2. a) How long did it take for the town of Berry Creek, California to get approval from the state for forest-thinning projects?
b) Berry Creek is in Butte County. What was the Butte County Fire Safety Council planning to do with money they received in Oct. 2018 from Cal Fire?
3. What happened in Berry Creek just a few days before forest-thinning work was about to start?
4. a) According to experts cited by the WSJ reporter, what two factors have caused the extreme fire season?
b) How has poor forest management by state and local governments led to the extreme fires?
5. a) What is the California Environmental Quality Act?
b) How did it delay the forest thinning work in Berry Creek?
c) For what reason did Cal Fire officials reject some of the paperwork filed by local leaders?
6. Volunteer Fire Chief Reed Rankin, who lost his own home, said, “We’ve got to rethink how we are going to manage the forests.” What do you think local and state government should do regarding forest management?

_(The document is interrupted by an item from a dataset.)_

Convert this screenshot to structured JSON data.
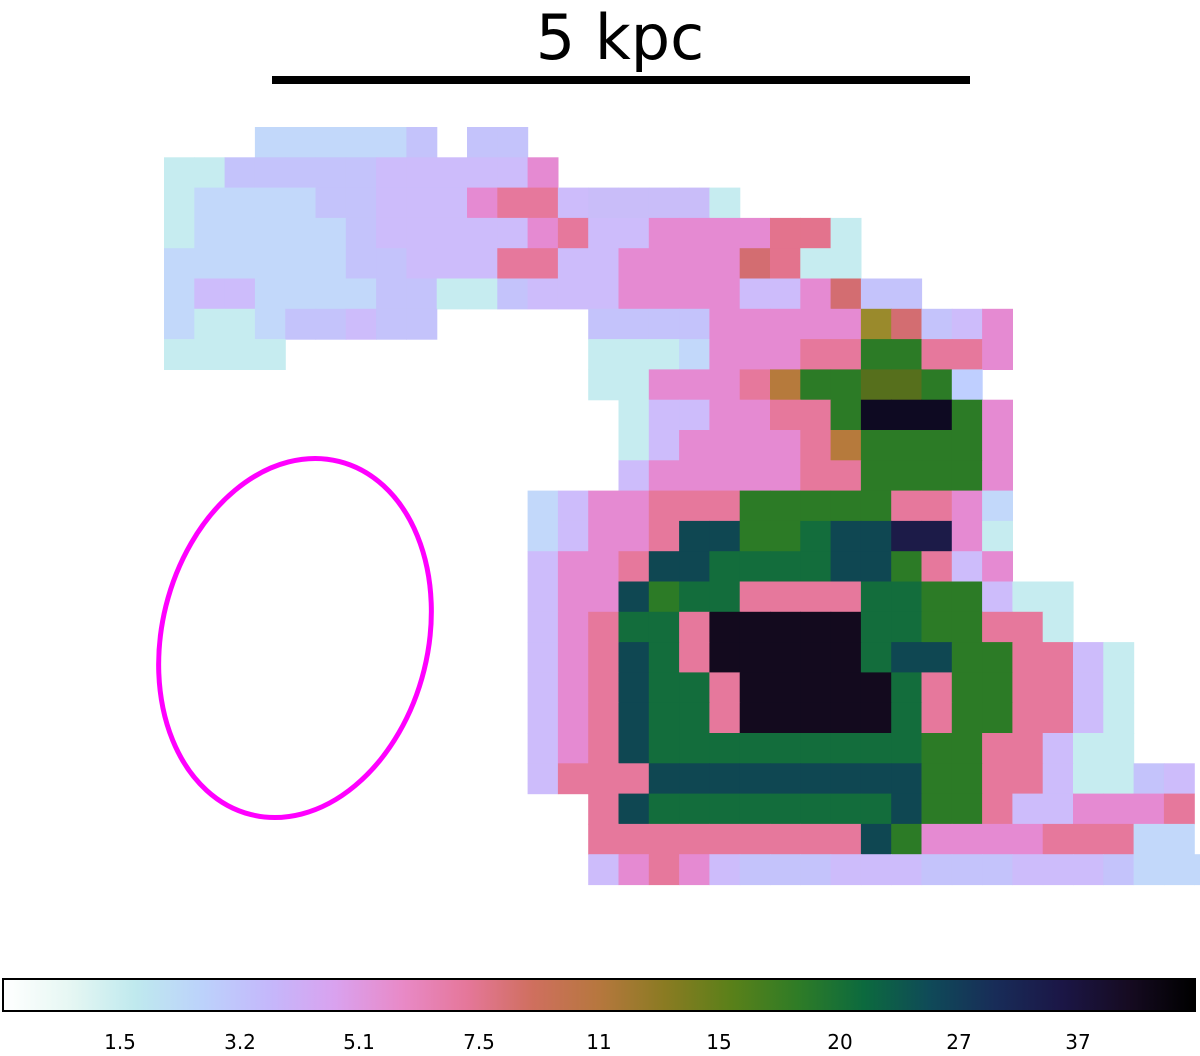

Should any laws be changed? Explain your answers.
7. Consider this: Steven Greenhut writes in Spectator:
…Governor Newsom and his predecessors have failed to take simple, tangible steps to deal with the wildfire situation whatever the broader climate is doing.

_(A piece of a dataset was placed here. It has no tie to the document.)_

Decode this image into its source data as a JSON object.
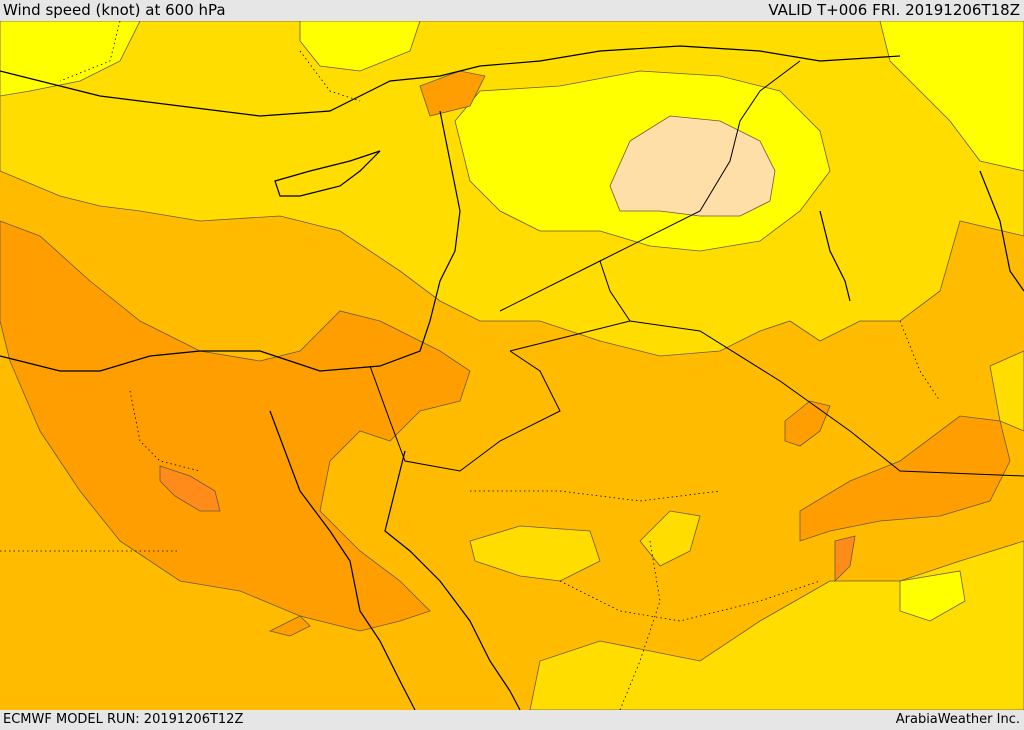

The main issue (to control the fires) involves land management. Governor Newsom [acknowledged] that problem. His focus, however, was not on nuts-and-bolts governance, but climate change. “That’s one point [land management], but it’s not the point,” he said.
By the way, California has passed some of the most far-reaching climate-change-battling policies in the world, and yet here we are, facing another fire season that has destroyed property, lives, and our air.
The issue isn’t particularly complex. Because of the state’s environmental fixations, California has been less apt to clear away underbrush, thin out forests, and allow prescribed burns. “Between 1982 and 1998, California’s agency land managers burned, on average, about 30,000 acres a year,” according to a recent investigative report in the progressive ProPublica. “Between 1999 and 2017, that number dropped to an annual 13,000 acres.” That article truly is a must-read.
Watch the video under “Resources” below. What is your reaction to the information about aging power lines/infrastructure? What do you think of the assertions made about the causes of California wildfires? Does this information change your view? If you are concerned with climate change, what do you think about these other factors contributing to / causing wildfires?